As Favre explained in an interview, “He made one of the riskier moves from a GM perspective, really, for all-time. Giving up a first-round pick for a second-round pick who didn’t even play? [But] Ron had a hunch, and I think sometimes your hunches are better than all the proof."

“Had I stayed in Atlanta," Favre continued, "things would have had to go a lot differently in the next few years, because I was at a point where I had sort of given up because of the situation. I felt stuck. [Falcons coach] Jerry [Glanville] didn’t like me. I walked past players and no one even knew who I was. So I had a huge mountain to climb, and I just don’t know if time would have allowed for that to happen. And then you fall through the cracks; it happens all the time.
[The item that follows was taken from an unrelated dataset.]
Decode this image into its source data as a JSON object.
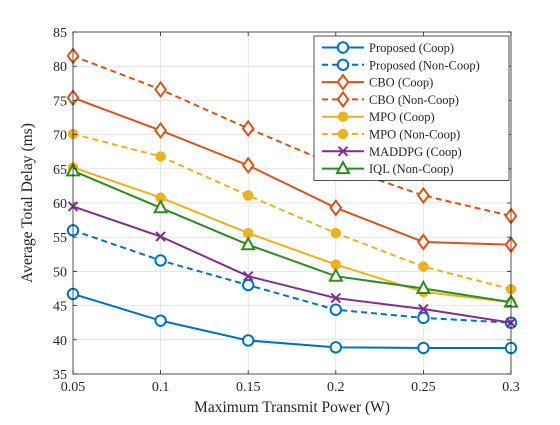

“But the great thing about Atlanta is, it got me to Green Bay. That one lost year was one of the greatest years of my career, because it got me to Green Bay. And the rest is history. It was a perfect fit. Mike Holmgren was the perfect head coach, ‘Mooch’ [Steve Mariucci] was the perfect [quarterbacks] coach for me. I mean, it just all fell into place. I think I related to the fans there more than I would have anywhere else. It could not have happened any better.”

And it almost didn’t happen. Wolf actually had been hoping to pick Favre in the second round of the 1991 NFL draft with the 34th overall selection while working for the New York Jets, but the Falcons took him one pick earlier. Then, in Green Bay, Wolf had to convince the old fuddy-duddies on the team’s board of directors -- some of the same men who had presided over the club’s descent into irrelevance -- that he wasn’t crazy to give up such a high pick for a player they’d never heard of.

"Those guys on the committee, they were a little gun-shy, I would imagine," Wolf remembered. "I mean, they were going to the country club all the time and all they'd hear were people bitching and moaning how bad the Packers were. And now I was trading a 'one' for a guy named Brett Favre."

"Some people have told me," he continued, "'You know, Wolf, all the years you were in that game, eventually you were going to get one right.' But I believed in him. And that was my selling point to the committee -- who he was, what he was going to represent. I told them, 'We trade for this guy, and everything will change.' And by god, that's what happened."